陈鱼听着两人的谈话,右眼皮直跳,这是怎么回事,陈木以前也不是这种爱呛人的性子啊。

“你就是病人啊。”

“嗯。”

张莲生居高临下左右端详着陈鱼,陈鱼起先还坐的端端正正让他看,可看了一会后,不见停,陈鱼指了指自己的腿,说:“医生,我是这里磨破了。”

“哦,我看看。”

张莲生拉过一旁的椅子,坐在陈鱼对面,又吩咐陈木把弄堂里另一只椅子搬过来,将陈鱼的腿放上去。别看他面上不像正经医生,手上的动作却很轻。他撩开陈鱼的裤腿,眼一眯,问:“这是眼睛挂头顶了?不小心,我看这是成心吧。”

陈鱼扶额,这医生怎么年纪不大,脾气倒不小。

“您别管我眼睛长在哪,能不能先帮我处理一下,我还急着回家呢。”

“哦,赶时间是吧,赶时间早说啊。”张莲生起身,进到里面的房间,就听到稀里哗啦一阵动静,然后就见他手上多了瓶药水跟棉签纱布,重新坐回自己的位置。

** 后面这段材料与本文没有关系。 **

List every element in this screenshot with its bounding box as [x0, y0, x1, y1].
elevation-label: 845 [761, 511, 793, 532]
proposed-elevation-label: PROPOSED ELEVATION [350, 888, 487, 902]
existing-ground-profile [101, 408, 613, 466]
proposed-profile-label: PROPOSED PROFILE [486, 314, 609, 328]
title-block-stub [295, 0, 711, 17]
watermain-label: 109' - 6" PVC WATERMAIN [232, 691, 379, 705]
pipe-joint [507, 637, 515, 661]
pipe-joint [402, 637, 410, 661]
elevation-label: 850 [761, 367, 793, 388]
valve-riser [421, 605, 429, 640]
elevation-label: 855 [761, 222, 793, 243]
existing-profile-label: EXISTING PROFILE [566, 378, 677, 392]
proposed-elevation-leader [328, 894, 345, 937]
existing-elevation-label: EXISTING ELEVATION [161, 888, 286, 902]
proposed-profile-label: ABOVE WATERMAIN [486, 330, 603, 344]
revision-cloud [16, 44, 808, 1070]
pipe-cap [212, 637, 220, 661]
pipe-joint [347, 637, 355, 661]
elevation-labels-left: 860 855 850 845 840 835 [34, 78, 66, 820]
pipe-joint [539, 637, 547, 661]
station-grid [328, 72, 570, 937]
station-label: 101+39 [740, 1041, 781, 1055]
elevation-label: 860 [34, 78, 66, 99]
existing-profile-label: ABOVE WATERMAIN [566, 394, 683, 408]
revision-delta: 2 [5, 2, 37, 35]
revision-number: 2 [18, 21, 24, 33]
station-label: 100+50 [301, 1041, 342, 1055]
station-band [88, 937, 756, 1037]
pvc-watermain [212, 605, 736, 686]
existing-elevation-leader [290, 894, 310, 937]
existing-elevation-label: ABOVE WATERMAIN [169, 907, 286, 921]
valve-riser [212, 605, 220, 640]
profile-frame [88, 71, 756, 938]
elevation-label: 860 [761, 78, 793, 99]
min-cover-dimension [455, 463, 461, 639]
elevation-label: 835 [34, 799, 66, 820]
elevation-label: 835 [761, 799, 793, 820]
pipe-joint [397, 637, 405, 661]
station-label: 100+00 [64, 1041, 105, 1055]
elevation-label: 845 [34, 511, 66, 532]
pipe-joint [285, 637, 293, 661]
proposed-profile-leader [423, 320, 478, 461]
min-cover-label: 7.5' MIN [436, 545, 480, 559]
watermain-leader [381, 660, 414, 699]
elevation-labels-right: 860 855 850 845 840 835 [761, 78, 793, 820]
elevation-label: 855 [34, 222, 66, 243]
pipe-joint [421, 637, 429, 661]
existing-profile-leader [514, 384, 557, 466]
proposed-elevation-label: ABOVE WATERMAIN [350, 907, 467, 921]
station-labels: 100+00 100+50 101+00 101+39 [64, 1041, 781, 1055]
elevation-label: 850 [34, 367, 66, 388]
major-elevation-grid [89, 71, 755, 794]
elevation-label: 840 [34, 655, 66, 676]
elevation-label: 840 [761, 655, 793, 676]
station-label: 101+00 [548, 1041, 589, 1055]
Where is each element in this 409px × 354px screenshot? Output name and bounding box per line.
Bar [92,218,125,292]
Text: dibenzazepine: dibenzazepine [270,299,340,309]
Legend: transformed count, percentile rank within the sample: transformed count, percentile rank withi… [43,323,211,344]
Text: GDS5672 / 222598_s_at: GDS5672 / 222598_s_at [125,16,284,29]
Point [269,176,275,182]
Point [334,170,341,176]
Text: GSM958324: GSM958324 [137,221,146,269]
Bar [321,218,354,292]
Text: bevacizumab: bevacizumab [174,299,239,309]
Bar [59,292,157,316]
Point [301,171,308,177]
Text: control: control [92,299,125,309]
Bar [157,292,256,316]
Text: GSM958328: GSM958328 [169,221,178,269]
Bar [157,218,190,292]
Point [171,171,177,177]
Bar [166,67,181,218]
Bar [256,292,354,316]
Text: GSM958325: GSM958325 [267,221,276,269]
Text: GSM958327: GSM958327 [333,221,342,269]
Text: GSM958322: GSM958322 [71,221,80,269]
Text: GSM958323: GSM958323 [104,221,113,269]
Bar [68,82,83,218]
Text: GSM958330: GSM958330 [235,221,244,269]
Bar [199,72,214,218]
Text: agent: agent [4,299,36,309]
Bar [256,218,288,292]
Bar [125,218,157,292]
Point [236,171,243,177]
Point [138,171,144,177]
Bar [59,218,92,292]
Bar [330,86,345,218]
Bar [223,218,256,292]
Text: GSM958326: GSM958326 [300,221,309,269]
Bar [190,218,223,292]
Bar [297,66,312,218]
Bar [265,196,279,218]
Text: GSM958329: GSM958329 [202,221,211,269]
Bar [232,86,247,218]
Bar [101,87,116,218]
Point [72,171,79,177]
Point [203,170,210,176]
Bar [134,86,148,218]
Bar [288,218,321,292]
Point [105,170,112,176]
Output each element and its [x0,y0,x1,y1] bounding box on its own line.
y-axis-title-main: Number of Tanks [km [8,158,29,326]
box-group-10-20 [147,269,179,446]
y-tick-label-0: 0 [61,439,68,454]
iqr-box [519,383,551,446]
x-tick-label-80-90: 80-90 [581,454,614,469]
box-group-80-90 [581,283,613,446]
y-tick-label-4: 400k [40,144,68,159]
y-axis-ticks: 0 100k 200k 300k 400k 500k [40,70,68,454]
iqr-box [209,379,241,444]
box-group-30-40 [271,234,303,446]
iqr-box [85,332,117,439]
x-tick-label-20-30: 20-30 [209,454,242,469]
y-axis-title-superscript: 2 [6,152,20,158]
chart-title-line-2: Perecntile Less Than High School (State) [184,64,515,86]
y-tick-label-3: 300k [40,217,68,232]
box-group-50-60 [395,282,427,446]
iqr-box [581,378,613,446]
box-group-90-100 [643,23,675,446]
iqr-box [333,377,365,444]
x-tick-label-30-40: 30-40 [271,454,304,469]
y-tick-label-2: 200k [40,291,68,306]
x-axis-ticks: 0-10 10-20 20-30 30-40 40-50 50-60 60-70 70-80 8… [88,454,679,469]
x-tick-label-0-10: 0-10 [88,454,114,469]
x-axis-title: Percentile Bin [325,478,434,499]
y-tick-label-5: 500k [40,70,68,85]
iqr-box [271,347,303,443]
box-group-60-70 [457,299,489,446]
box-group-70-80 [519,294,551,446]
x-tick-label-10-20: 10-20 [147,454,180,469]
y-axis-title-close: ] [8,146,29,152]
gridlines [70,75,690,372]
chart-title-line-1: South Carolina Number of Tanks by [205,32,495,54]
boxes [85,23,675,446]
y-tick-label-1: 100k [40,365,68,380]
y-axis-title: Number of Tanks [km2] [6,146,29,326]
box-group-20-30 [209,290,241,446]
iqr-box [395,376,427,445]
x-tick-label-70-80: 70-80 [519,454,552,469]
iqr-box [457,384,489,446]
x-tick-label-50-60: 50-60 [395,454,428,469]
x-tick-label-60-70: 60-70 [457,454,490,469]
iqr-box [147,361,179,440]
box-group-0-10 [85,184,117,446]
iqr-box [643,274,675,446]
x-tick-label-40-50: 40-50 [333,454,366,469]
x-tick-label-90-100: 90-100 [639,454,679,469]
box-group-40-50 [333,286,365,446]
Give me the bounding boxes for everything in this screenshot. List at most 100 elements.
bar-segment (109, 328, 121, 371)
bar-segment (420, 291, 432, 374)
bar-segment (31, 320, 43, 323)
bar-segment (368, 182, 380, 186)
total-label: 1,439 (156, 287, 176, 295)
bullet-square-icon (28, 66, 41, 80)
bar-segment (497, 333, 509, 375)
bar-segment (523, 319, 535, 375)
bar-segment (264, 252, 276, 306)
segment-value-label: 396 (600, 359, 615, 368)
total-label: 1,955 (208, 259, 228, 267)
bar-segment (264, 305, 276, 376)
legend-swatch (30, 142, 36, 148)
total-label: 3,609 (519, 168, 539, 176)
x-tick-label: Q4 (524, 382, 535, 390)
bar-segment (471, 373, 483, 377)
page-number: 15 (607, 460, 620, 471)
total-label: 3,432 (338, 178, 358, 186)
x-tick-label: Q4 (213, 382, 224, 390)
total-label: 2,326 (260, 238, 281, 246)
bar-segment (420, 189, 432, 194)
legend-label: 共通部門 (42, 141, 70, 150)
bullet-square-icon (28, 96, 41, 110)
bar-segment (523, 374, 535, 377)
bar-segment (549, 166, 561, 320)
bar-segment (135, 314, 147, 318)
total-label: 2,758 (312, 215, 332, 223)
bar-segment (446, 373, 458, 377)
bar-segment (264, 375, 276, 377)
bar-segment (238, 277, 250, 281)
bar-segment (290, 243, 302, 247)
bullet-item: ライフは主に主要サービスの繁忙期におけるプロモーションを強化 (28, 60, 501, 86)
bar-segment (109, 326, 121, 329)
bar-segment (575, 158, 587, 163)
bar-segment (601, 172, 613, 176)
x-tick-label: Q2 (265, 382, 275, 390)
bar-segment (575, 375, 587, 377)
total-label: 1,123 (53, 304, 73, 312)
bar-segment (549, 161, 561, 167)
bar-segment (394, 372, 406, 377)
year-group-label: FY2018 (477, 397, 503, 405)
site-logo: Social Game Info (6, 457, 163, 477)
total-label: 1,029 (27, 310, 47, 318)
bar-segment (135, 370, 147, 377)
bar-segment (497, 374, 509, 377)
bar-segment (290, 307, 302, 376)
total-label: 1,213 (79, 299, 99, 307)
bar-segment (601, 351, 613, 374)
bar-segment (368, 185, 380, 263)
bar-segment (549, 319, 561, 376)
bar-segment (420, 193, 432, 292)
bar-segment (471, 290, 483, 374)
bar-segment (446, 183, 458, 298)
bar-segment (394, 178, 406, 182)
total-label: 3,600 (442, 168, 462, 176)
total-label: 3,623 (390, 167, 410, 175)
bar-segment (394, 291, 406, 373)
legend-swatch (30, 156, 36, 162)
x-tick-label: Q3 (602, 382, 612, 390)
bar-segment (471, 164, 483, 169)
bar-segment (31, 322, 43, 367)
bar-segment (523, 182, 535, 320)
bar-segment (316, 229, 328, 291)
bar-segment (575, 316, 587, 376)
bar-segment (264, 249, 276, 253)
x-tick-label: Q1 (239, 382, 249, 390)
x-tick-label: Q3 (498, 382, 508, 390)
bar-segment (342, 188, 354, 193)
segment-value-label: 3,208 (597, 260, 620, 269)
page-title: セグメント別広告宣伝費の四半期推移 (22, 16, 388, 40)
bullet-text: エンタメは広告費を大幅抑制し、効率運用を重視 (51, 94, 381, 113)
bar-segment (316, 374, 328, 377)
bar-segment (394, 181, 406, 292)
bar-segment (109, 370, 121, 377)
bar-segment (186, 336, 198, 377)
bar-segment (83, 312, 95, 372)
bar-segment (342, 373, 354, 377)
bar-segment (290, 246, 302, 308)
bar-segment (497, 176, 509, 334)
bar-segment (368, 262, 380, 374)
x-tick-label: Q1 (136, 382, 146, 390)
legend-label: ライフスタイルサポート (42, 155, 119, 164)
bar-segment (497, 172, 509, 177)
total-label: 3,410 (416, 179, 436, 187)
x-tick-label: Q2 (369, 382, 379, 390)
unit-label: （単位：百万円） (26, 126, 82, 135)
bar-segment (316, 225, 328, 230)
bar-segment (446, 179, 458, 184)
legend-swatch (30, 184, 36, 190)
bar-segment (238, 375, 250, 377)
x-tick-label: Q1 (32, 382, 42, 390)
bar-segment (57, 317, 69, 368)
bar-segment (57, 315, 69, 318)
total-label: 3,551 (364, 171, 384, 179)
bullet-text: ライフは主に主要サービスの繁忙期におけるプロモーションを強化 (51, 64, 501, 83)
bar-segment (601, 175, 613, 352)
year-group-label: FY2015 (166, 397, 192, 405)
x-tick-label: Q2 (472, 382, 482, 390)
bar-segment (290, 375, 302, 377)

“我姓张,叫莲生。”张莲生不紧不慢地打开瓶盖,将面前沾了药水,继续说,“你们不是县里的吧,这县里大大小小的孩子我都有印象,没见过你们两个。哪个镇的,还是哪个村的?”

陈鱼仰头看着陈木,向对方求救:这医生话太多了。

陈木耸耸肩,微微点头:我知道,但没办法,是个话唠。

“哦,对了,你们俩是姐弟?亲的还是堂的?”

“堂的。”

“堂的啊,不太像啊,你们俩看着没有一点血缘关系啊。可能有点扎疼,你忍着点。遗传学还是挺靠谱的,血缘关系有时候,比我们想象的强大的多。”

陈鱼就听医生嘚不嘚,说了一大堆有的没有,似乎里面夹着有用信息,但她现在也懒得分辨。就在她放松警惕时,腿上一凉,然后是刺骨的疼痛。陈鱼张开手胡乱抓,想抓点什么,支撑一下。下一秒,一个冰凉的手握住了她的手。